Top executives at health insurance companies banked large salaries in recent years while rates rose dramatically on individual policyholders in California, according to filings with the state insurance commissioner last month.
In documents posted to the state's website, Blue Shield of California reported that its chief executive officer, Bruce Bokaden, was paid more than $4.6 million in 2010. The San Francisco-based insurer raised rates on some policyholders by about 38 percent over 2010 and 2011.
The salaries are not outside the norm and are based, in part, on a performance-based bonus plan that rewards executives for meeting goals, Blue Shield spokesman Steve Shivinsky said in a statement Wednesday.
"We offer a competitive compensation package to attract and retain top-quality executives necessary to maintain a high level of performance and service," Shivinsky said.
Shivinsky pointed out that Blue Shield is a not-for-profit insurer that doesn't offer stock options to executives like for-profit companies do.
The state's largest for-profit insurer, Anthem Blue Cross, also paid executives ample salaries, according to documents provided to The Associated Press on Wednesday.

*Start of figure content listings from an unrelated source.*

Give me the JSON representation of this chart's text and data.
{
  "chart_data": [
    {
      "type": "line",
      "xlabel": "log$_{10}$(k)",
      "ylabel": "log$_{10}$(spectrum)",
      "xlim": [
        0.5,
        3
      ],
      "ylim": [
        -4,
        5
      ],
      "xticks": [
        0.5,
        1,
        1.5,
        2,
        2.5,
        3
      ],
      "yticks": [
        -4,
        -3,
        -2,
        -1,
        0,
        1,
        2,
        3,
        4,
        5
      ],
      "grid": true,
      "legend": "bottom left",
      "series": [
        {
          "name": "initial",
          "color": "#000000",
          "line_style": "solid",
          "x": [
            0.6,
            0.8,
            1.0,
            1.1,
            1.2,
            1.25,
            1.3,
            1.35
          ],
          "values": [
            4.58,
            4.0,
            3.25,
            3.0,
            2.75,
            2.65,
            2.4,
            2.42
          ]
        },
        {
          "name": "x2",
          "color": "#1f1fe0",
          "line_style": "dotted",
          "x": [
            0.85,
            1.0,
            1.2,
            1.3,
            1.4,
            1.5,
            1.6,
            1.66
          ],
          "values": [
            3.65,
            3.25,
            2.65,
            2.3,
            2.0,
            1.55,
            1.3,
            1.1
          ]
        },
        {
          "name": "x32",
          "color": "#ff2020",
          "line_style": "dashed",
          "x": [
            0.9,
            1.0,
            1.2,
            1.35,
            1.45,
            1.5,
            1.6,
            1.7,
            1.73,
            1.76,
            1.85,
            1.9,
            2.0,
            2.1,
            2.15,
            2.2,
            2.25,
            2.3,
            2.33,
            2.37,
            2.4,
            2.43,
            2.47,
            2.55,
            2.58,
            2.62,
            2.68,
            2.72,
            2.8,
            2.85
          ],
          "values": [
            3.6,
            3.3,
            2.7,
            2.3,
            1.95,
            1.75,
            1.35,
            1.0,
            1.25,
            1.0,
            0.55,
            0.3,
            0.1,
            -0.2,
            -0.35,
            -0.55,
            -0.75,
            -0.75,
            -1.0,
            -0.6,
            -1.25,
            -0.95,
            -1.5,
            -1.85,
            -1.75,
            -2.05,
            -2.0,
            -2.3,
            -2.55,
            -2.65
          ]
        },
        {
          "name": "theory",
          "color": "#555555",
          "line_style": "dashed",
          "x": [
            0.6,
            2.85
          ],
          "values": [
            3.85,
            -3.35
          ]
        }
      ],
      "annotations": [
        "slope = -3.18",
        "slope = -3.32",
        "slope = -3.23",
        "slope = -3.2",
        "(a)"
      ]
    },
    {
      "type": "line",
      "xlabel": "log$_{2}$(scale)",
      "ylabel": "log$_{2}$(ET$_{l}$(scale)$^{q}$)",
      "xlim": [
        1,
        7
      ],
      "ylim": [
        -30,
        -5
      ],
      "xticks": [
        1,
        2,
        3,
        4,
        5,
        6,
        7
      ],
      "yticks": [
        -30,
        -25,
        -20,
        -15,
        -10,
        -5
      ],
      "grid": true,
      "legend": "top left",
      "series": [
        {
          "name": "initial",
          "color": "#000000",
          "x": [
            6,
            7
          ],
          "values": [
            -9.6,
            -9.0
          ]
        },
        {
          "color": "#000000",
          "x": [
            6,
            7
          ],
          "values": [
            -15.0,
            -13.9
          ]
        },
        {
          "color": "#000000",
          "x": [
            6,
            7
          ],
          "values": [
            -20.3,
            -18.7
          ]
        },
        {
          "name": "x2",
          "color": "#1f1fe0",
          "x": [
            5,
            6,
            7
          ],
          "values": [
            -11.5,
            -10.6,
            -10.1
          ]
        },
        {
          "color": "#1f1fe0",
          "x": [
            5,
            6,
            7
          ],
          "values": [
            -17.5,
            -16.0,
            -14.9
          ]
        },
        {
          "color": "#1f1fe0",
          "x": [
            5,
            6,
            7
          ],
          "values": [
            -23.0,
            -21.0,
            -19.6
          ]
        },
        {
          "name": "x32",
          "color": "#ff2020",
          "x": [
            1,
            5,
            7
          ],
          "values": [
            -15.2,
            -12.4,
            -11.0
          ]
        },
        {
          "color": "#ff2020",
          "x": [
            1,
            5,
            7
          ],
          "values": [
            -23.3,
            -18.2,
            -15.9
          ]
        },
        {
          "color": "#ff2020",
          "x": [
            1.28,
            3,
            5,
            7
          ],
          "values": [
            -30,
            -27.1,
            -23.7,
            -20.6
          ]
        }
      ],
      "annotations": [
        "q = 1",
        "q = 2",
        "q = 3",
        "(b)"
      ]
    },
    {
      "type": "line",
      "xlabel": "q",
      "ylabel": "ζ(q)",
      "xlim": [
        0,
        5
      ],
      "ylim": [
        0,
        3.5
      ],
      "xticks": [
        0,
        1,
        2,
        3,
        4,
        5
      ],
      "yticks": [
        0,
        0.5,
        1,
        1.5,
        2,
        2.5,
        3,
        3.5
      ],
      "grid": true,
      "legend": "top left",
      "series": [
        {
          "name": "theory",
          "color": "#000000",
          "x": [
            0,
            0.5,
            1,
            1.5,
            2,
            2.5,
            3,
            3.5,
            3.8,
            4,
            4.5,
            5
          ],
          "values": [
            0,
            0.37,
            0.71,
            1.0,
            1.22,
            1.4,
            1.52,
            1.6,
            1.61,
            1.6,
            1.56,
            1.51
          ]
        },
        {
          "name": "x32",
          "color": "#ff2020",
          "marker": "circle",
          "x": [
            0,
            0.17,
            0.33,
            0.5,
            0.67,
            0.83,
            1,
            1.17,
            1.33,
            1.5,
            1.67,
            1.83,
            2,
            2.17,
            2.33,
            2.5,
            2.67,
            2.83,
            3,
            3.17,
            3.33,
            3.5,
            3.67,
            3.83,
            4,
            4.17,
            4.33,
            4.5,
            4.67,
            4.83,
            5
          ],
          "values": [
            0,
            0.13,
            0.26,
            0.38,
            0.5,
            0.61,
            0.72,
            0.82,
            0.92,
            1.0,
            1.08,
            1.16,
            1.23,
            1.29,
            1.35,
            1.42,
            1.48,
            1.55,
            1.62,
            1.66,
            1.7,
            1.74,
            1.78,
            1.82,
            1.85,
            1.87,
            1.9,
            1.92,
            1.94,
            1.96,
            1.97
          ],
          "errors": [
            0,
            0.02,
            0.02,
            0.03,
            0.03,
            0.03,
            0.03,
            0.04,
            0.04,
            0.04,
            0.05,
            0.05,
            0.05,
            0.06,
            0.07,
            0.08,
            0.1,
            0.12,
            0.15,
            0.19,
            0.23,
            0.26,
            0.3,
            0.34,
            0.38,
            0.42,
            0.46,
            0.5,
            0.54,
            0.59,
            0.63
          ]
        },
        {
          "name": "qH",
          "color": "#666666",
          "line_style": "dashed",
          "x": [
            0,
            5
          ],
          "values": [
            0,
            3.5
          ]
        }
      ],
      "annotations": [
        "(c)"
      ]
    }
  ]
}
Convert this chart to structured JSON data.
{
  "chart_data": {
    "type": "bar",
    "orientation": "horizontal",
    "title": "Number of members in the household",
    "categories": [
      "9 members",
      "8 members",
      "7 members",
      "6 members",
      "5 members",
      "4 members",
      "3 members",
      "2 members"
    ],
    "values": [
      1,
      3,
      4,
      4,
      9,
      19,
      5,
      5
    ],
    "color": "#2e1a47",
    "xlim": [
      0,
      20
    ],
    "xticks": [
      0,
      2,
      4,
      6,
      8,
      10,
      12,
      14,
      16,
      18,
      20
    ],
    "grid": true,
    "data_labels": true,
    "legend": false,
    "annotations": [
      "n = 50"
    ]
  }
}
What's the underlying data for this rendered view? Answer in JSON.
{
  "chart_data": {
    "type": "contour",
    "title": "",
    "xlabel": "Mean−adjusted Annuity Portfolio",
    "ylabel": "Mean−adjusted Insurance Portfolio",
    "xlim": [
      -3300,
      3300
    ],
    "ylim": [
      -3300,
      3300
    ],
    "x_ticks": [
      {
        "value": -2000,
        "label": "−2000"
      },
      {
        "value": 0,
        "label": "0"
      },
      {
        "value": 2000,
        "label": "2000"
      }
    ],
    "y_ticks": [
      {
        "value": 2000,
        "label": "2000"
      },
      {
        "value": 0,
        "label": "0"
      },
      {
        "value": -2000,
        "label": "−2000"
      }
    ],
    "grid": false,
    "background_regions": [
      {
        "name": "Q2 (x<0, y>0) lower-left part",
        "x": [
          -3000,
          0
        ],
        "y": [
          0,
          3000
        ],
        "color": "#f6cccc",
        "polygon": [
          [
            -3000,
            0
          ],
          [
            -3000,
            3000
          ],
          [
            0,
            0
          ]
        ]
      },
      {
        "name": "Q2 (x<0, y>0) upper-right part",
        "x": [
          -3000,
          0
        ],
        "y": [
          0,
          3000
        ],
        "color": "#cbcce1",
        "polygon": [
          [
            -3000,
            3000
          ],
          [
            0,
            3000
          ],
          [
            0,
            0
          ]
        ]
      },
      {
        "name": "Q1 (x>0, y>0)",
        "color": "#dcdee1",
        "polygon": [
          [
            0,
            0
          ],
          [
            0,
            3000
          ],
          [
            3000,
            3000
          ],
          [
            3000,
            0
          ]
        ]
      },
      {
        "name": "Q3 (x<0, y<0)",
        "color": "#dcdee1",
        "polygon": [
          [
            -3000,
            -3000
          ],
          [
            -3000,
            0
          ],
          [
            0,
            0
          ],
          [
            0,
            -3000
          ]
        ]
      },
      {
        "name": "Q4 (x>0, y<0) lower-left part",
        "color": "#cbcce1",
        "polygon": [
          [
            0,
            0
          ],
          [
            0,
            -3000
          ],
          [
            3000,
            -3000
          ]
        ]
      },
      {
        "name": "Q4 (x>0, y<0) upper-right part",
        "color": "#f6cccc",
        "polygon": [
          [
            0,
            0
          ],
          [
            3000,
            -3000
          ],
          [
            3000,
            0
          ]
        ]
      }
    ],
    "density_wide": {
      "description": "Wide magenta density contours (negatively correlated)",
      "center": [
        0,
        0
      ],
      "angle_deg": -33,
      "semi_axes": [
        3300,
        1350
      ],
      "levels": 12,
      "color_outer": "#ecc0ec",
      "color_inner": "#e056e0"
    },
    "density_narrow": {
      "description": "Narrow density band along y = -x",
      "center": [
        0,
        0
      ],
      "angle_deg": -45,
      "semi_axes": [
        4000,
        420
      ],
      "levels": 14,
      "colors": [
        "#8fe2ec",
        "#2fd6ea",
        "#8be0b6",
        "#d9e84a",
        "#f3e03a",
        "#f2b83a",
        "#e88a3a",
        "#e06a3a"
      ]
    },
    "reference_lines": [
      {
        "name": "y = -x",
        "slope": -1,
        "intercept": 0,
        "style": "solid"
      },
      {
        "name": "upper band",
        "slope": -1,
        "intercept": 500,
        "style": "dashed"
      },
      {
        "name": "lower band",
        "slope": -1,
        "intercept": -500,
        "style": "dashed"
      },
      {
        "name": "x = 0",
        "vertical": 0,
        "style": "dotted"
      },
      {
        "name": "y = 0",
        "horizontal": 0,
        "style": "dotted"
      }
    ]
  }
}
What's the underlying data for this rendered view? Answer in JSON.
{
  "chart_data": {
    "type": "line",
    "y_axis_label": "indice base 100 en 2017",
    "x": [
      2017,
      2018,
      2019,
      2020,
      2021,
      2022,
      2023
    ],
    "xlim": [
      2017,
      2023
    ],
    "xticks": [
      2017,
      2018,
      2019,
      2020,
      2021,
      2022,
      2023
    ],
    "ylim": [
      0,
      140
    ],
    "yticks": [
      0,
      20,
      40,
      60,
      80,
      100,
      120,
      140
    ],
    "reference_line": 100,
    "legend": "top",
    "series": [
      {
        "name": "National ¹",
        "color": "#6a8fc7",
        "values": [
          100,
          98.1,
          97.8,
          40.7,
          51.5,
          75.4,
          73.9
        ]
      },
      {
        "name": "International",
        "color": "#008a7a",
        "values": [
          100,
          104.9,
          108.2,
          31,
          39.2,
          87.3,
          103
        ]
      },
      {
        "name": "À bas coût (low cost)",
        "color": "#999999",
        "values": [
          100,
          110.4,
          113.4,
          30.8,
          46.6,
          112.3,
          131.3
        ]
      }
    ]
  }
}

At the top of the heap, Treasurer R. David Kretschmer earned nearly $2.4 million in 2010, up from about $572,000 in 2008. Pamela Kehaly, president of Anthem's California operations, banked about $524,000 in 2010.
A spokeswoman for Anthem, a unit of WellPoint Inc., said she could not immediately comment or provide more details Wednesday.
Anthem's attempted rate increase last year, which would have cost some policyholders 39 percent more in premiums, became President Barack Obama's poster child for out-of-control health care costs in his push to pass federal health care reform.
The rate was dropped under pressure from state and federal regulators to an average of 14 percent for policyholders.
The compensation documents are part of the new requirements for rate increase filings under a rate review law that went into effect this year, according to Department of Insurance spokesman Ioannis Kazanis.
In a legislative hearing last month, Insurance Commissioner Dave Jones said the top five insurers in California collectively banked more than $11 billion in profits in the last year alone.